As Nate Silver reasoned over at fiverthirtyeight, the Republicans had few tactical reasons for voting for it.
Then there is the fact that the Republican leadership issued a statement telling Republicans to vote against it right BEFORE meeting with Obama about it.
"House Majority Leader Steny Hoyer (D-Md.) had told CNSNews.com on
Tuesday: “Mr. Boehner and Mr. Cantor have already told their members to
vote against it. They issued that before even discussing it with the
president of the United States.

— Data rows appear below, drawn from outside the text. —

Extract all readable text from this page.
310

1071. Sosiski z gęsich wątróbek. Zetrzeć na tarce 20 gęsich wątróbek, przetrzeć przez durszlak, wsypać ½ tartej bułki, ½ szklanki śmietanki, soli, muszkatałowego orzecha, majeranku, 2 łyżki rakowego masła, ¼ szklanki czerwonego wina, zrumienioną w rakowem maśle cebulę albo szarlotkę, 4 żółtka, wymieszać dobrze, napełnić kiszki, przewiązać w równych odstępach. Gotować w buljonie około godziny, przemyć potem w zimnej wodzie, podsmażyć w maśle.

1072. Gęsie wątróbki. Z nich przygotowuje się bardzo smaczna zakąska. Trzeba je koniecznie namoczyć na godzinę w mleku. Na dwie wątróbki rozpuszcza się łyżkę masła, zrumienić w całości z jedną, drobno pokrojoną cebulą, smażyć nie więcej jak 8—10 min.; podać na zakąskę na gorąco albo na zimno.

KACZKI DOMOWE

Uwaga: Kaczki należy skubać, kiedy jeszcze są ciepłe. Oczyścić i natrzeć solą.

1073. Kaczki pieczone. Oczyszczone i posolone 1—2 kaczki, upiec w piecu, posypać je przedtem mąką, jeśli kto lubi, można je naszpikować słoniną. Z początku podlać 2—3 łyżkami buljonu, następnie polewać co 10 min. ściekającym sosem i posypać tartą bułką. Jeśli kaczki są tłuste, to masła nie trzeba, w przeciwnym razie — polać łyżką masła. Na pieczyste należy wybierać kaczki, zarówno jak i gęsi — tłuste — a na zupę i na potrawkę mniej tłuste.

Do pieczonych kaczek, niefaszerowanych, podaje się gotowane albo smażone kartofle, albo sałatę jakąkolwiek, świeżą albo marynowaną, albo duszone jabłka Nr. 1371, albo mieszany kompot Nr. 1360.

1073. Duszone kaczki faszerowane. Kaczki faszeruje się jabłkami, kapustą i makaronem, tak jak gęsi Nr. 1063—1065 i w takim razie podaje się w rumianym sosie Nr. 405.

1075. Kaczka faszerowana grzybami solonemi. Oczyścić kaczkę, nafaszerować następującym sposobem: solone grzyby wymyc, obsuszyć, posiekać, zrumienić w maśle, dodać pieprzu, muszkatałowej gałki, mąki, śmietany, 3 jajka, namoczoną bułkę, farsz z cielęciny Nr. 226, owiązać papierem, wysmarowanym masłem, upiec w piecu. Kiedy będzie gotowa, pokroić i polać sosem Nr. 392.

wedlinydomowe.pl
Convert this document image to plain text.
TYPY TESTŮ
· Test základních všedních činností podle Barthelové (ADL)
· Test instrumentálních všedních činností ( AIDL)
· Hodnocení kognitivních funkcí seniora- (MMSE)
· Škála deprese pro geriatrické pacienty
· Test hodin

They have taken a political stance:
‘Our party is going to oppose it.’ I think that’s unfortunate because
it takes two groups to be bipartisan.”
Then there are the statements by Republican Senator Arlen Spector, one of the three Republican Senators to vote for it, saying that at least some of the other Republicans voted against it due to pressure from the Right-wing:
"When I came back to the cloak room after coming to the agreement a
week ago today," said Specter, "one of my colleagues said, 'Arlen, I'm
proud of you.' My Republican colleague said, 'Arlen, I'm proud of you.'
I said, 'Are you going to vote with me?' And he said, 'No, I might have
a primary.' And I said, 'Well, you know very well I'm going to have a
primary.'"
"I think there are a lot of people in the Republican caucus who are
glad to see this action taken without their fingerprints, without their
participation," he said.
Specter was asked, How many of your colleagues?

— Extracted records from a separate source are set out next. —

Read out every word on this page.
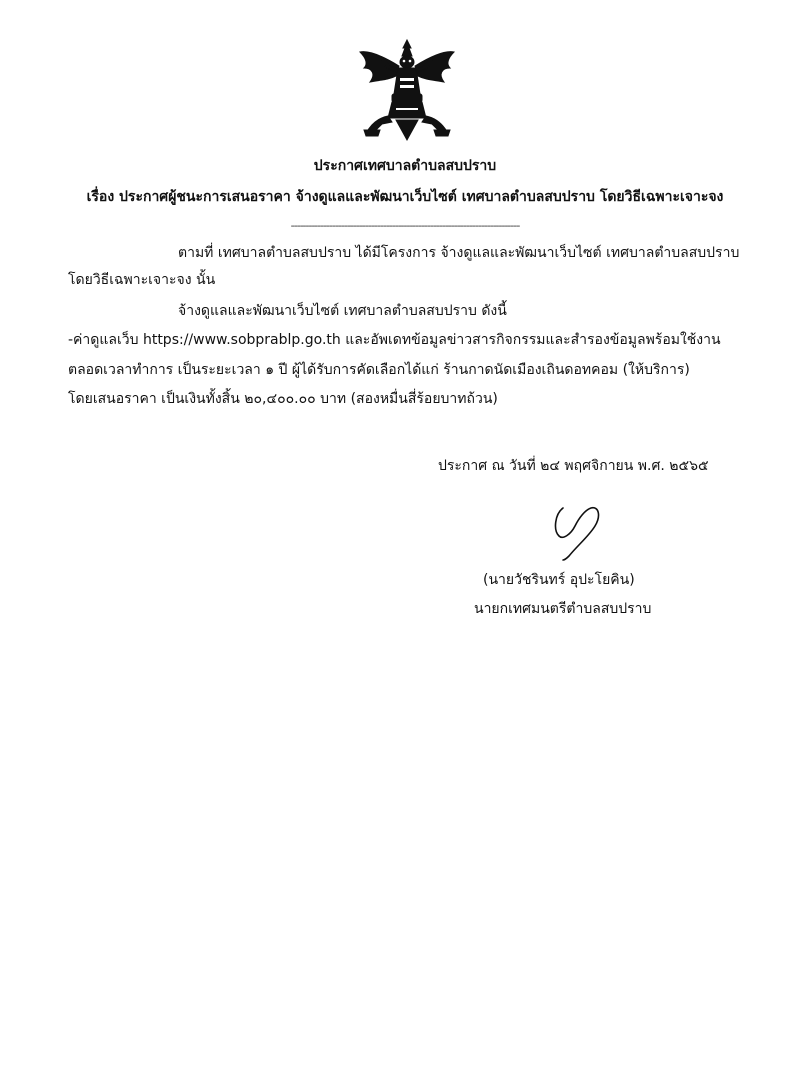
ประกาศเทศบาลตำบลสบปราบ
เรื่อง ประกาศผู้ชนะการเสนอราคา จ้างดูแลและพัฒนาเว็บไซต์ เทศบาลตำบลสบปราบ โดยวิธีเฉพาะเจาะจง
-----------------------------------------------------------------------------
ตามที่ เทศบาลตำบลสบปราบ ได้มีโครงการ จ้างดูแลและพัฒนาเว็บไซต์ เทศบาลตำบลสบปราบ
โดยวิธีเฉพาะเจาะจง นั้น
จ้างดูแลและพัฒนาเว็บไซต์ เทศบาลตำบลสบปราบ ดังนี้
-ค่าดูแลเว็บ https://www.sobprablp.go.th และอัพเดทข้อมูลข่าวสารกิจกรรมและสำรองข้อมูลพร้อมใช้งาน
ตลอดเวลาทำการ เป็นระยะเวลา ๑ ปี ผู้ได้รับการคัดเลือกได้แก่ ร้านกาดนัดเมืองเถินดอทคอม (ให้บริการ)
โดยเสนอราคา เป็นเงินทั้งสิ้น ๒๐,๔๐๐.๐๐ บาท (สองหมื่นสี่ร้อยบาทถ้วน)
ประกาศ ณ วันที่ ๒๔ พฤศจิกายน พ.ศ. ๒๕๖๕
(นายวัชรินทร์ อุปะโยคิน)
นายกเทศมนตรีตำบลสบปราบ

"I think a sizable number," he said. "I think a good part of the
caucus agrees with the person I quoted, but I wouldn't want to begin to
speculate on numbers."
Listen to the audio
Then there is the fact that Republicans wanted tax cuts, so Obama included tax cuts. Then they wanted more tax cuts, so he included more tax cuts. Then they had an issue with money to fix up the National Mall, so that was taken out. Then they had problems with family planning money, so that was taken out. Then the Dem's made still more concessions during the senate negotiations, such as reducing the size of the spending, taking out money for schools and states like the Republicans wanted, and so on. None of those things changed a single Republican vote.

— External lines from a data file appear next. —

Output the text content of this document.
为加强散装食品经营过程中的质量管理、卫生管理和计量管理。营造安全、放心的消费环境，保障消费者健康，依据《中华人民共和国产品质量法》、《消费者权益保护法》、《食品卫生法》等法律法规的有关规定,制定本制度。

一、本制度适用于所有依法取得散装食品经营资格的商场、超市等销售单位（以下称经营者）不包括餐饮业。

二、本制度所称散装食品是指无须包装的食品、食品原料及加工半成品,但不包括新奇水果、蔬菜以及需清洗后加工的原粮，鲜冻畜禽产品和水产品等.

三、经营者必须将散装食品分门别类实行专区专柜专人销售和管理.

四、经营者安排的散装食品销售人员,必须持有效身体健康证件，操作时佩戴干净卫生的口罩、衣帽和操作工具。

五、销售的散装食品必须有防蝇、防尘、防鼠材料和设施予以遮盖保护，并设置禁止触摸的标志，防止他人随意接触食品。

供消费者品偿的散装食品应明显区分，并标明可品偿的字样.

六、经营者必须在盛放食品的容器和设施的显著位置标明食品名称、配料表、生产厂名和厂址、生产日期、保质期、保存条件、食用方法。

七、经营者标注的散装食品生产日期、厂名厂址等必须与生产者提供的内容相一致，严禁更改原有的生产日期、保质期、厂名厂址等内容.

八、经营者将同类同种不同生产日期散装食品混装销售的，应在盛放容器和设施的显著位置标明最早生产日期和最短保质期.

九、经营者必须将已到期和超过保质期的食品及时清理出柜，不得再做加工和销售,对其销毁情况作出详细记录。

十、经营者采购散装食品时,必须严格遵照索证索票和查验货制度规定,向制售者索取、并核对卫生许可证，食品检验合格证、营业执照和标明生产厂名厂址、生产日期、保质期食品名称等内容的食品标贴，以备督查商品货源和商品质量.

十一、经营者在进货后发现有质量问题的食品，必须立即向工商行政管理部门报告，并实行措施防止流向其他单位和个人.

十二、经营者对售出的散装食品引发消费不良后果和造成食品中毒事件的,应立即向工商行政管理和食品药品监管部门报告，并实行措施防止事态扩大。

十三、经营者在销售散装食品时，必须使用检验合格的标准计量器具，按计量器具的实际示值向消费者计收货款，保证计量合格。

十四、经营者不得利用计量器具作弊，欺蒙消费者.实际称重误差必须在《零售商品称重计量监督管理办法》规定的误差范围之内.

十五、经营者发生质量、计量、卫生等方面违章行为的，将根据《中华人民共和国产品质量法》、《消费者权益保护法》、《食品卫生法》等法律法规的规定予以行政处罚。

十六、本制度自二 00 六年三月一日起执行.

Add that all up, mix in mostly the exact same republicans voting for even larger and less-necessary things like the giant medicare-Big Pharma giveaway during Bush's term.
Or how about all 211 House Republicans voting for Bush's tax cut during less perilous times than the current situation that cost 70% more than this Stimulus ($1.35 Trillion)?
It's pretty clear that some, if not many, Republicans voted against the Stimulus because they saw a political advantage to voting against it, NOT because they are opposed to deficits.